Did you know?
A new Xhosa male initiate wears a cloth cap and red ochre on his face.
To outsiders attending a traditional event anywhere in Xhosa country (the old Transkei in the Eastern Cape), the crowd simply appears to be very colourfully clad.
Young maidens will be draped with ochre-coloured blankets; a tribal elder will walk past wrapped in his blanket, with his face covered in white clay; a married woman will linger at the stall, carrying a large beaded bag and puffing on a long-stemmed wooden pipe.
Xhosa traditional dress comes in various shades, shapes, sizes and hues – each with its own particular message.
In the silent but unmistakeable stylish language of clothing, you can see that a lady is married because her head is covered. If her turban dips below eye level, it means she has just married. Only young girls may go around bare-breasted.

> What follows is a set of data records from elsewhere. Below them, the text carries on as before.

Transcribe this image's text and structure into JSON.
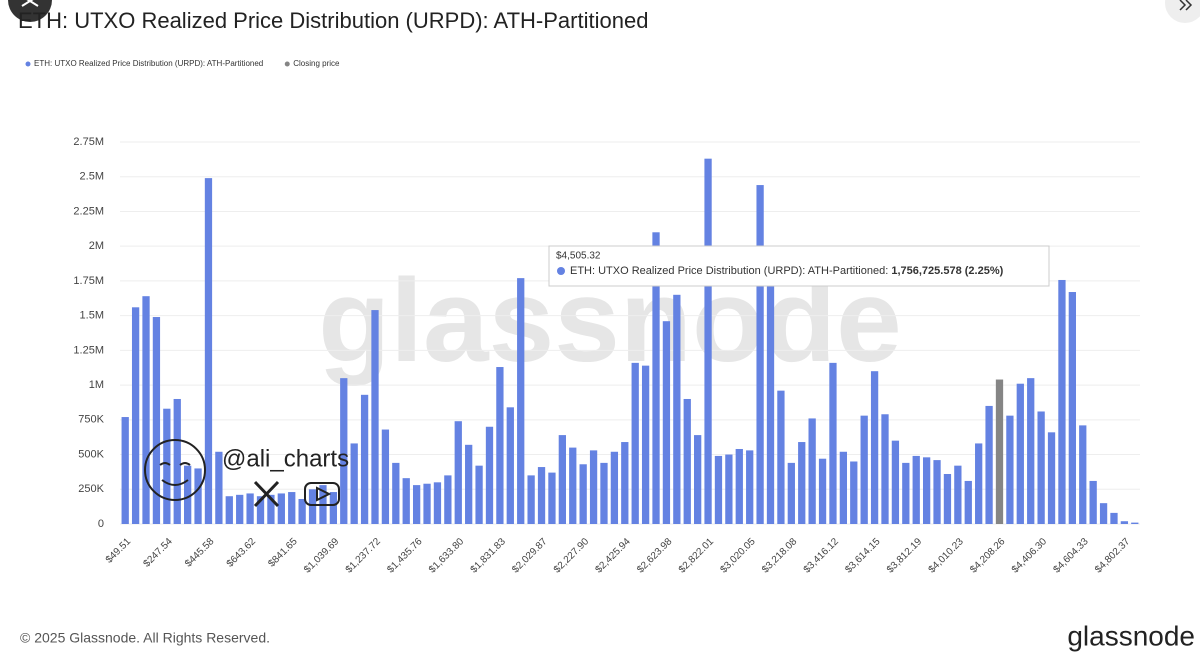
{
  "chart_data": {
    "type": "bar",
    "title": "ETH: UTXO Realized Price Distribution (URPD): ATH-Partitioned",
    "categories": [
      "$49.51",
      null,
      null,
      null,
      "$247.54",
      null,
      null,
      null,
      "$445.58",
      null,
      null,
      null,
      "$643.62",
      null,
      null,
      null,
      "$841.65",
      null,
      null,
      null,
      "$1,039.69",
      null,
      null,
      null,
      "$1,237.72",
      null,
      null,
      null,
      "$1,435.76",
      null,
      null,
      null,
      "$1,633.80",
      null,
      null,
      null,
      "$1,831.83",
      null,
      null,
      null,
      "$2,029.87",
      null,
      null,
      null,
      "$2,227.90",
      null,
      null,
      null,
      "$2,425.94",
      null,
      null,
      null,
      "$2,623.98",
      null,
      null,
      null,
      "$2,822.01",
      null,
      null,
      null,
      "$3,020.05",
      null,
      null,
      null,
      "$3,218.08",
      null,
      null,
      null,
      "$3,416.12",
      null,
      null,
      null,
      "$3,614.15",
      null,
      null,
      null,
      "$3,812.19",
      null,
      null,
      null,
      "$4,010.23",
      null,
      null,
      null,
      "$4,208.26",
      null,
      null,
      null,
      "$4,406.30",
      null,
      null,
      null,
      "$4,604.33",
      null,
      null,
      null,
      "$4,802.37",
      null
    ],
    "series": [
      {
        "name": "ETH: UTXO Realized Price Distribution (URPD): ATH-Partitioned",
        "color": "#6482e2",
        "values": [
          770000,
          1560000,
          1640000,
          1490000,
          830000,
          900000,
          420000,
          400000,
          2490000,
          520000,
          200000,
          210000,
          220000,
          200000,
          210000,
          220000,
          230000,
          180000,
          250000,
          280000,
          230000,
          1050000,
          580000,
          930000,
          1540000,
          680000,
          440000,
          330000,
          280000,
          290000,
          300000,
          350000,
          740000,
          570000,
          420000,
          700000,
          1130000,
          840000,
          1770000,
          350000,
          410000,
          370000,
          640000,
          550000,
          430000,
          530000,
          440000,
          520000,
          590000,
          1160000,
          1140000,
          2100000,
          1460000,
          1650000,
          900000,
          640000,
          2630000,
          490000,
          500000,
          540000,
          530000,
          2440000,
          1760000,
          960000,
          440000,
          590000,
          760000,
          470000,
          1160000,
          520000,
          450000,
          780000,
          1100000,
          790000,
          600000,
          440000,
          490000,
          480000,
          460000,
          360000,
          420000,
          310000,
          580000,
          850000,
          null,
          780000,
          1010000,
          1050000,
          810000,
          660000,
          1756725.578,
          1670000,
          710000,
          310000,
          150000,
          80000,
          20000,
          10000
        ]
      },
      {
        "name": "Closing price",
        "color": "#858585",
        "values": [
          null,
          null,
          null,
          null,
          null,
          null,
          null,
          null,
          null,
          null,
          null,
          null,
          null,
          null,
          null,
          null,
          null,
          null,
          null,
          null,
          null,
          null,
          null,
          null,
          null,
          null,
          null,
          null,
          null,
          null,
          null,
          null,
          null,
          null,
          null,
          null,
          null,
          null,
          null,
          null,
          null,
          null,
          null,
          null,
          null,
          null,
          null,
          null,
          null,
          null,
          null,
          null,
          null,
          null,
          null,
          null,
          null,
          null,
          null,
          null,
          null,
          null,
          null,
          null,
          null,
          null,
          null,
          null,
          null,
          null,
          null,
          null,
          null,
          null,
          null,
          null,
          null,
          null,
          null,
          null,
          null,
          null,
          null,
          null,
          1040000,
          null,
          null,
          null,
          null,
          null,
          null,
          null,
          null,
          null,
          null,
          null,
          null,
          null
        ]
      }
    ],
    "ylim": [
      0,
      2750000
    ],
    "yticks": [
      0,
      {
        "value": 250000,
        "label": "250K"
      },
      {
        "value": 500000,
        "label": "500K"
      },
      {
        "value": 750000,
        "label": "750K"
      },
      {
        "value": 1000000,
        "label": "1M"
      },
      {
        "value": 1250000,
        "label": "1.25M"
      },
      {
        "value": 1500000,
        "label": "1.5M"
      },
      {
        "value": 1750000,
        "label": "1.75M"
      },
      {
        "value": 2000000,
        "label": "2M"
      },
      {
        "value": 2250000,
        "label": "2.25M"
      },
      {
        "value": 2500000,
        "label": "2.5M"
      },
      {
        "value": 2750000,
        "label": "2.75M"
      }
    ],
    "grid": true,
    "tooltip": {
      "title": "$4,505.32",
      "series": "ETH: UTXO Realized Price Distribution (URPD): ATH-Partitioned:",
      "value": "1,756,725.578 (2.25%)"
    },
    "watermark": "glassnode",
    "author": "@ali_charts",
    "footer": "© 2025 Glassnode. All Rights Reserved.",
    "logo": "glassnode"
  }
}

In most Xhosa communities, it is all about the headpiece. The more elaborate the hat, the more senior the wearer.
Mama Tofu, a Xhosa cultural expert at Ngxingxolo near East London, explains about Xhosa traditional dress.
'Do you see how I am dressed? Look here: long skirt, no slit in front. I wear a marriage bib. These two aprons here? They show I am a widow.
'When a new wife enters her husband’s household, she must not be nosy and look around. She can move the doek (Afrikaans for ‘cloth’) up off her eyes only when she has had her first baby.'
The beadwork on a Xhosa woman says many things about her status in life and her surrounding community.
Similarly, Xhosa men possess certain traditional dress items.
Goatskin leggings are worn at a man’s first sacrificial killing of a goat. His necklace of turquoise beads connects him with his ancestors.
The goatskin bag – carried by both men and women in Xhosa culture – has been made with great skill and patience.